Gli accertamenti effettuati nel prosieguo dell’attività investigativa hanno consentito, da un lato, di riscontrare che, effettivamente, lo straniero avesse presentato domanda per il riconoscimento dello status di lavoratore “emerso” ma, dall’altro, che il presunto lavoro di collaboratore domestico fosse del tutto fittizio. Nel corso dell’intera attività investigativa, la Procura ha analizzato una pluralità di rapporti di lavoro riconducibili alla normativa in questione, ritenendone fittizi ben 18, alla luce della ricostruzione delle pratiche di emersione pendenti non solo presso l’Ufficio Immigrazione e la Prefettura di Parma, ma anche presso gli omologhi uffici delle province di Mantova, Cremona e Reggio  Emilia.

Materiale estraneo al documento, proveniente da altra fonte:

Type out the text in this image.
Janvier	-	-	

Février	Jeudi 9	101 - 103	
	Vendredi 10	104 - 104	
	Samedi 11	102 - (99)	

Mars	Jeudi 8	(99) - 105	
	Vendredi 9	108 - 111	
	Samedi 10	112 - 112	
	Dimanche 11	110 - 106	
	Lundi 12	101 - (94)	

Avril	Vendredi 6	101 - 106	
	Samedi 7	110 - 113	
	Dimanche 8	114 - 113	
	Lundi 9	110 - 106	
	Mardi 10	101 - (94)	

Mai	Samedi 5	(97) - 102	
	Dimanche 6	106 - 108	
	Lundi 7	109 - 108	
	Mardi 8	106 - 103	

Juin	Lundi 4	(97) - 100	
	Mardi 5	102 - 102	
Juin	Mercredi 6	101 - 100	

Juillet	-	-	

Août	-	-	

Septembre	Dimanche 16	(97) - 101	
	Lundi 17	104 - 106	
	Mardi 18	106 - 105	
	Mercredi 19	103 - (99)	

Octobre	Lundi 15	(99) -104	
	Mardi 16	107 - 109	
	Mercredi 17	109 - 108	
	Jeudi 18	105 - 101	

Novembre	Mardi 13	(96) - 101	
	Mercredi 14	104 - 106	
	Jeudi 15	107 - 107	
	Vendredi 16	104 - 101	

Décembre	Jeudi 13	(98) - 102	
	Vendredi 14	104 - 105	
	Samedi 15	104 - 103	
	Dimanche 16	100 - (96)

Il 26enne, in particolare, è indagato per la gestione delle pratiche relative a sette stranieri, mentre le ulteriori pratiche, con il medesimo ruolo e le medesime modalità, sarebbero state gestite da una cittadina indiana di 35 anni: in relazione alle condotte perpetrate da quest’ultima, il Gip di Parma ha rilevato l’incompetenza del Tribunale di Parma, a favore di un altro Tribunale, nella cui giurisdizione si sarebbe consumato il primo e più grave reato tra quelli contestati nei suoi confronti.

Complessivamente, oltre al 26enne e alla 35enne, nell’ambito del procedimento risultano indagate trentaquattro persone, tra datori di lavoro e lavoratori (in base a rapporti di lavoro che, ovviamente, allo stato degli atti devono ritenersi di natura fittizia), “beneficiari” della procedura di emersione. In particolare, ai datori di lavoro ed agli intermediari sono contestati reati di favoreggiamento dell’immigrazione, falso in atto pubblico e - per la sola 35enne - anche il delitto di traffico di influenze illecite; ai lavoratori vengono contestate le false dichiarazioni rese e la falsa documentazione prodotta nel corso della procedura di emersione dal lavoro irregolare.